Suara.com - Penyintas narkoba jenis ganja mengaku setuju dengan wacana pemerintah soal pengguna narkotika yang tidak perlu dipenjara. Meski setuju, pemerintah harus memberi efek jera pada bandar.
Namun Afriandi--bukan nama sebenarnya, memberi catatan siapa saja yang tidak perlu dipenjara, atau harus dipenjara.
“Kalau pengguna baru, lebih baik jangan dipenjara. Misalkan dia pakai narkoba karena sedang ada masalah keluarga dan lainnya,” katanya, saat ditemui Suara.com, Senin (18/11/2024).
“Namun, kalau memang dia pencandu perlu diambil tindakan. Apalagi kalau dia bandar,” tambahnya.
Baca Juga: Atasi Overkapasitas Lapas, Yusril Sebut Ada Pembahasan Pengguna Narkotika Tak Dipenjara
Afriandi mengatakan saat dirinya kuliah banyak temannya yang terjerumus narkotika akibat coba-coba. Termasuk dirinya yang sempat menggunakan narkotika jenis ganja secara rutin.
Faktor lingkungan yang membuatnya menjajal menggunakan ganja. Selain itu, ganja mudah didapat dari teman-teman kampusnya.
“Dulu sempat pakai ganja waktu masih kuliah, memang ada teman yang stok. Tapi setelah lulus berhenti sendirinya,” ungkapnya.
Selama dirinya menggunakan ganja, dia tidak merasa kecanduan. Ia juga tidak pernah merasakan sakau.
“Biasa aja, gak pernah sakau. Artinya kalau ada di tongkrongan ya hisap, kalau gak ada ya gak dicari,” ungkapnya.
Baca Juga: Ceritakan Pengalaman Tertangkap karena Narkoba, Cara Bicara Epy Kusnandar Jadi Sorotan
Dia kemudian mengaku setuju dengan wacana pemerintah dengan tidak perlu memenjarakan pengguna narkoba lantaran banyak temannya yang sekedar iseng menggunakan malah jadi korban tangkap.

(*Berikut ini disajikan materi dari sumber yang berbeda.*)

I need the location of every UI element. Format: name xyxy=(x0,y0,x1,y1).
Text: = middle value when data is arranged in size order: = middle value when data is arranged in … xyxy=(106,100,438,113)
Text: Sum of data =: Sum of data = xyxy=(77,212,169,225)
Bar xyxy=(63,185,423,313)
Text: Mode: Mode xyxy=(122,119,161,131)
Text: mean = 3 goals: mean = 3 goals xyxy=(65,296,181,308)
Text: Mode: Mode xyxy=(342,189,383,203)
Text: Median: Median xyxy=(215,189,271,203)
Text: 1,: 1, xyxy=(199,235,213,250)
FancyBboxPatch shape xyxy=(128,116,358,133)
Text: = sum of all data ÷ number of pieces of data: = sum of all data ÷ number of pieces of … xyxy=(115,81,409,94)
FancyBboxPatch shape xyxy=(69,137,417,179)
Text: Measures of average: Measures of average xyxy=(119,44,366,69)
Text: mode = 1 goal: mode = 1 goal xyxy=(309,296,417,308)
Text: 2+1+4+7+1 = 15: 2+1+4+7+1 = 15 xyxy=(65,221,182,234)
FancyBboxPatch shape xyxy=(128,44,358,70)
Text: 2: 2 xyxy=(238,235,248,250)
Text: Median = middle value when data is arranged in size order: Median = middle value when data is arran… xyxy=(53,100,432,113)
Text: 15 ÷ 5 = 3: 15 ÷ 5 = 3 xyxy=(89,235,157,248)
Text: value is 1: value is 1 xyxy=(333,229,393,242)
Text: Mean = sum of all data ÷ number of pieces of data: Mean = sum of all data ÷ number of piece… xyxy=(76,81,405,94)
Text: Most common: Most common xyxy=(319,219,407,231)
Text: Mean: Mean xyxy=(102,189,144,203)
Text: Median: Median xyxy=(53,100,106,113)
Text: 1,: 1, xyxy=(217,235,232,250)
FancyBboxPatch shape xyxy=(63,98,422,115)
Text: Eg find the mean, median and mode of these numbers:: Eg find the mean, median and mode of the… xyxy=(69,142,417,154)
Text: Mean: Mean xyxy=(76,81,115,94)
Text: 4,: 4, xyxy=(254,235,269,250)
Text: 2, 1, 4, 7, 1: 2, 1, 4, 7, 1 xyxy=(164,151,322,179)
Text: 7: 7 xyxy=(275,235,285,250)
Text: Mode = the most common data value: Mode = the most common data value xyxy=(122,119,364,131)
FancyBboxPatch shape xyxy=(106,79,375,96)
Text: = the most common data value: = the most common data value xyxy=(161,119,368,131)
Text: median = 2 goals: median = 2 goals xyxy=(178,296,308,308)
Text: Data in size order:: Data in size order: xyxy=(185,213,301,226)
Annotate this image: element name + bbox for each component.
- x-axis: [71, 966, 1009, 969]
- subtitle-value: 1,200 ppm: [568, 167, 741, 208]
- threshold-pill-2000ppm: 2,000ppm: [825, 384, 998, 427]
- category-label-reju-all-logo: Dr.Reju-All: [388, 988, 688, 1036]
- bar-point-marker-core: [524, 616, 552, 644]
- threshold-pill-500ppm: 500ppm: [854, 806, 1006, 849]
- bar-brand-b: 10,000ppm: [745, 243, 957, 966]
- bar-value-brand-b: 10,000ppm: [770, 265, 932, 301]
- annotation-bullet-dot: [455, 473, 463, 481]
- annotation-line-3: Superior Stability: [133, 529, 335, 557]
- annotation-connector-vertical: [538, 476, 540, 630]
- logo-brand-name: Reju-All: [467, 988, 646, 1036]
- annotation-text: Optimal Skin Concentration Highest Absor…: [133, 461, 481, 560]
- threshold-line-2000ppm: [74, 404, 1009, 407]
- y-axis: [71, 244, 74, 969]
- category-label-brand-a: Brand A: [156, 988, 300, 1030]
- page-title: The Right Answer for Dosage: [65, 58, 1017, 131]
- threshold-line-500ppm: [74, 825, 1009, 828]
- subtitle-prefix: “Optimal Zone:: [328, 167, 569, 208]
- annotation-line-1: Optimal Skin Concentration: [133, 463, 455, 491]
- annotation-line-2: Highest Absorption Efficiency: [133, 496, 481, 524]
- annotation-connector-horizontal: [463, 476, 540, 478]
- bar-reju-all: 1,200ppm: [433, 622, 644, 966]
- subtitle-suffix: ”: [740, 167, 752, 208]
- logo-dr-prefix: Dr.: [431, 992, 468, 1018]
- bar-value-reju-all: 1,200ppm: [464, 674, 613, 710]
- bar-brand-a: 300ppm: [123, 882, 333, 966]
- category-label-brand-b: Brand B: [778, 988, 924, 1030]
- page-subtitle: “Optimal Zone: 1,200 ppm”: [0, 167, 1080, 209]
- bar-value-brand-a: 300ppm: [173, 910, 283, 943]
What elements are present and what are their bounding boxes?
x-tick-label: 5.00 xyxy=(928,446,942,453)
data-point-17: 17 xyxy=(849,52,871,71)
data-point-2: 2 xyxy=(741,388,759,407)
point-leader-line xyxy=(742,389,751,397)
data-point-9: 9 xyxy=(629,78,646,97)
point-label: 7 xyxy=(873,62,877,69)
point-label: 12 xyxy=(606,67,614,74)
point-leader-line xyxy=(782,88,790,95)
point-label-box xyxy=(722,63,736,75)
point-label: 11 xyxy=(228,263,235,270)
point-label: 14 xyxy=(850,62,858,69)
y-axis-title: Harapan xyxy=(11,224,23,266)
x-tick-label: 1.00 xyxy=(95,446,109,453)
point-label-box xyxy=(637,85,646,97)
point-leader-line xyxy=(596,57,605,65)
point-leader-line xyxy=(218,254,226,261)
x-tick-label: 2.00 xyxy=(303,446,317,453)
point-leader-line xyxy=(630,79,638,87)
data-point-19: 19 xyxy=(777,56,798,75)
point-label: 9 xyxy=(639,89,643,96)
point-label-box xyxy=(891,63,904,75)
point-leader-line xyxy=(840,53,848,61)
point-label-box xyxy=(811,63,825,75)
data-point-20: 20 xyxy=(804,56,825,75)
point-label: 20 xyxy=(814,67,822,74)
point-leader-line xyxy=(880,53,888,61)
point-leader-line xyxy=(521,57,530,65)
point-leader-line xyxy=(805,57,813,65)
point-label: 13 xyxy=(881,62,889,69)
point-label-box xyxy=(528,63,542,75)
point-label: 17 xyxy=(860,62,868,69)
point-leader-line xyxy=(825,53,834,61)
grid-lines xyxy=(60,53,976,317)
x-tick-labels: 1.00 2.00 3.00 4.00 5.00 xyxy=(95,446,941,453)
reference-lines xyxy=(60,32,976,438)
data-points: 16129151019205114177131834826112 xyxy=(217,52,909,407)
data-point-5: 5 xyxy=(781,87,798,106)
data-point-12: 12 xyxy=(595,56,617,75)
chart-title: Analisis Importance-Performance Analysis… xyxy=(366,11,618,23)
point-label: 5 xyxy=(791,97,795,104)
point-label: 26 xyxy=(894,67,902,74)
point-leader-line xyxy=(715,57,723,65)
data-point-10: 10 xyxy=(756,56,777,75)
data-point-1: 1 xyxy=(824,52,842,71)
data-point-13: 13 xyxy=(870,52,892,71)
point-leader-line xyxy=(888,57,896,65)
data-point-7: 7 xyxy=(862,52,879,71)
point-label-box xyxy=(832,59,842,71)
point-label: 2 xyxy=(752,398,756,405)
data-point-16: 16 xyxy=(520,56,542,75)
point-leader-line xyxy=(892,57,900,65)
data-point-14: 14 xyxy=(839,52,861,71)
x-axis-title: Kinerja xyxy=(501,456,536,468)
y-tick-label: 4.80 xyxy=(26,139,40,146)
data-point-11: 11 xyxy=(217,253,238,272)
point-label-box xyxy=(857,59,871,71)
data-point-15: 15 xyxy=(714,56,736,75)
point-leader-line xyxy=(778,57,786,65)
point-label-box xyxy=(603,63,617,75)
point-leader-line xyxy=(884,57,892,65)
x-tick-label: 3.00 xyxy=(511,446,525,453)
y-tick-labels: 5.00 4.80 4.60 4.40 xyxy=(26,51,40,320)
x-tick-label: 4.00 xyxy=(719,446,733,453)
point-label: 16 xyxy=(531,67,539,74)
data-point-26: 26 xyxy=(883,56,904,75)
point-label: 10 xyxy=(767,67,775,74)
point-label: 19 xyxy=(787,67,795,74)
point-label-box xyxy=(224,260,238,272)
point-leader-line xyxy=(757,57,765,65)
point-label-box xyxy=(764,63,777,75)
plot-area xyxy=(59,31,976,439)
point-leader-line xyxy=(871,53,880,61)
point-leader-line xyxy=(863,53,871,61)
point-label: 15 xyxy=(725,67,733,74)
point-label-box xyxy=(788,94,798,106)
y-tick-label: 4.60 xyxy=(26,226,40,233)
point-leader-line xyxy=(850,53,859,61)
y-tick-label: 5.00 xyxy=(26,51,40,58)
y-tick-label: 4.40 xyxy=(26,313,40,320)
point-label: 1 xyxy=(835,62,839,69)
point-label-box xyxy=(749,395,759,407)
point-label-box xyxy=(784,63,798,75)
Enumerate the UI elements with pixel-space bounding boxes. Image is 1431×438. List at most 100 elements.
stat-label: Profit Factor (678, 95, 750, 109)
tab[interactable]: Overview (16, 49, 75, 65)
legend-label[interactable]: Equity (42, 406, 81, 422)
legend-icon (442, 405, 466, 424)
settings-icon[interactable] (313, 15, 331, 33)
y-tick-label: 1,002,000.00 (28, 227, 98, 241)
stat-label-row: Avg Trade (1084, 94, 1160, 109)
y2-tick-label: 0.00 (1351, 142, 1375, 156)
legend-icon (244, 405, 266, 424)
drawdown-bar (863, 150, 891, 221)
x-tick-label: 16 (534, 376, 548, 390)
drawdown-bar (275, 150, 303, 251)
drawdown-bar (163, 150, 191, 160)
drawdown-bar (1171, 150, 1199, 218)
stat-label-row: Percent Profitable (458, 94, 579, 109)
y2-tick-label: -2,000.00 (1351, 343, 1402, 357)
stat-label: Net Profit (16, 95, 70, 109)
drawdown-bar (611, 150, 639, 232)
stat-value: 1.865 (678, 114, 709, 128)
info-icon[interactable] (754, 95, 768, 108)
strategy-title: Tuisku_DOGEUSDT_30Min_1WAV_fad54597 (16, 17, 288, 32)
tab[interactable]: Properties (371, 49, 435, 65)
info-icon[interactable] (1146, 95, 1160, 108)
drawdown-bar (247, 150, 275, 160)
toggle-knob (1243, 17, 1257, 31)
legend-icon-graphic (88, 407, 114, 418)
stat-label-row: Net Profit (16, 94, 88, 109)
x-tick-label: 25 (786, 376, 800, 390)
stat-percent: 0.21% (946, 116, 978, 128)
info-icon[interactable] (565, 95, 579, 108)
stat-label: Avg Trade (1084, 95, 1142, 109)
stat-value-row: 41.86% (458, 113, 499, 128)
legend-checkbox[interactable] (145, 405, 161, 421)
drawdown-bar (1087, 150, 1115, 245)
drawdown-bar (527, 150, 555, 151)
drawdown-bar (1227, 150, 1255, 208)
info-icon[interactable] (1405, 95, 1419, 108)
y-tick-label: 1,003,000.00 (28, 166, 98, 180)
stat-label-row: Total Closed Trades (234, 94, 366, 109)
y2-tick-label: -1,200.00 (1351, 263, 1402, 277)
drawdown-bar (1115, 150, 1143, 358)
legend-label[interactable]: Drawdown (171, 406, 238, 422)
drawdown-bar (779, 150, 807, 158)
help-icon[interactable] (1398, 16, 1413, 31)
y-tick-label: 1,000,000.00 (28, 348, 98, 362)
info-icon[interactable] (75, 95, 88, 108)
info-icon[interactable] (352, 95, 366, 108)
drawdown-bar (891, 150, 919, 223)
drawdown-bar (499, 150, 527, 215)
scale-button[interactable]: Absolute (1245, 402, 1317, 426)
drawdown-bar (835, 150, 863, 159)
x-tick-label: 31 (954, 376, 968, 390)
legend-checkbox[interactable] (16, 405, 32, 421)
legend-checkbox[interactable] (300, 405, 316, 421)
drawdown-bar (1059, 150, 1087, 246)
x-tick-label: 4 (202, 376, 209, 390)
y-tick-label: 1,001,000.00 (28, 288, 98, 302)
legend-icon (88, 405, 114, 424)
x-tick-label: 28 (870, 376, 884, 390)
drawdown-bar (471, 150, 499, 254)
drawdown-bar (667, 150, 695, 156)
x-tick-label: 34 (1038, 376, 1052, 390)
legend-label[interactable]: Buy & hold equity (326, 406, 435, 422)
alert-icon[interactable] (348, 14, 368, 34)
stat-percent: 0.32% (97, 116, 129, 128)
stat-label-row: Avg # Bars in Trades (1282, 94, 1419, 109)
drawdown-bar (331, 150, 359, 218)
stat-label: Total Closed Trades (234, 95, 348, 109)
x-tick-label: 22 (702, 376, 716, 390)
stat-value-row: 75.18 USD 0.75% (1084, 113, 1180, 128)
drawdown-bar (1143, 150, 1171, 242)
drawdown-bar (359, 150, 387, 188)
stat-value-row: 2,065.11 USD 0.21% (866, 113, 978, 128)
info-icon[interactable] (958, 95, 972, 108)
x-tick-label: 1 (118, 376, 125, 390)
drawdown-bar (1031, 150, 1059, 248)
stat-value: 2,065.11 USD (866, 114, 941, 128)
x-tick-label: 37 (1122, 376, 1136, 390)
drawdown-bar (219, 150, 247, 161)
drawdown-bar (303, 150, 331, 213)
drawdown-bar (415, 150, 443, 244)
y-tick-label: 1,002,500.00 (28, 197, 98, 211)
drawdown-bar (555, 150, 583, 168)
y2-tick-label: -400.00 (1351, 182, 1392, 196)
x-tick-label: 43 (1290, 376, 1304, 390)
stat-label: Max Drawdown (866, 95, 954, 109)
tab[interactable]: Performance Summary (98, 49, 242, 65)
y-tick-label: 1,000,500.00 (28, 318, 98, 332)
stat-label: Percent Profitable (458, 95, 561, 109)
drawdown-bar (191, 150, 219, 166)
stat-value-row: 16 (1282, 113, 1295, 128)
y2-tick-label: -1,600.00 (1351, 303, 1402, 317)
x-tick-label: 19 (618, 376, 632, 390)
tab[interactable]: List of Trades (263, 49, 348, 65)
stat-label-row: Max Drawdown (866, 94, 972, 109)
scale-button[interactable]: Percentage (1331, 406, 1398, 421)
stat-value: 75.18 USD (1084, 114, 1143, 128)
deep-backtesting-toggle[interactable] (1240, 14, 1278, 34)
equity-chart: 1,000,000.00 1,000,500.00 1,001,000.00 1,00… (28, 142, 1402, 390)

“Kasian aja, cuma iseng malah dipenjara,” pungkasnya.
Lagi Dikaji
Sebelumnya Komisi XIII DPR RI akan mendalami soal aturan kemungkinan hanya memenjarakan bandar dan pengedar narkoba ke pemerintah. Sementara para pemakai narkoba disebut tak perlu ditahan atau dipenjara.
Hal itu disampaikan Ketua Komisi XIII DPR RI saat ditanya soal kabar jika Presiden Prabowo Subianto sedang mengkaji memberikan 'pengampunan' bagi para narapidana narkoba.
"Ya, itu kan di dalam undang-undang psikotropika dan narkotika yang carry over itu juga jadi point. Di undang-undang pemasarakatan juga sama. Harusnya yang ditahan, dihukum, dibina itu cuma pengedar," kata Willy di Kompleks Parlemen, Senayan, Jakarta, dikutip Sabtu (16/11/2024).
"Yang pemakai itu tidak. Nah kita lihat nanti maksud Pak Presiden seperti apa, apakah yang seperti ini. Kalau seperti itu sudah sesuai dengan spirit dua undang-undang itu," sambungnya.
Nantinya DPR akan melakukan verifikasi mengenai wacana tersebut kepada pemerintah dalam hal ini Menteri Hukum dan Menteri Imigrasi dan Pemasyarakatan.
"Apa yang diinginkan kalau itu sesuai dengan hanya pemakai. Itu berarti sesuai dengan spirit undang-undang psikotropika, narkotika dan undang-undang pemasarakatan itu sendiri. Artinya itu kan dalam koridor spirit hukum yang dibangun itu restoratif justice itu yang di kedepankan," ujarnya.
Untuk itu pihaknya mengaku akan mendalami soal wacana tersebut dalam rapat kerja bersama dengan pemerintah. Terlebih juga akan mendalami salah satunya lewat Panitia Kerja (Panja) Pemasyarakatan yang akan dibentuk.
"Jadi ke depan Komisi 13 bakal ada rapat untuk mengundang untuk salah satunya bertanya. Nanti di dalam panja salah satunya itu. Tapi nanti bisa kita dalami juga dalam rapat kerja juga bisa kita dalami hal-hal seperti itu," katanya.
"Kalau itu untuk pemakai ya, heavy-nya memang itu kan jatuhnya kalau dalam undang-undang psikotropika dan narkotika itu pemakai itu kan jatuhnya orang sakit. Bukan ke lapas, bukan ke rutan tapi ke dokter gitu. Nah itu yang kemudian jadi titik fokus dari undang-undang itu," sambungnya.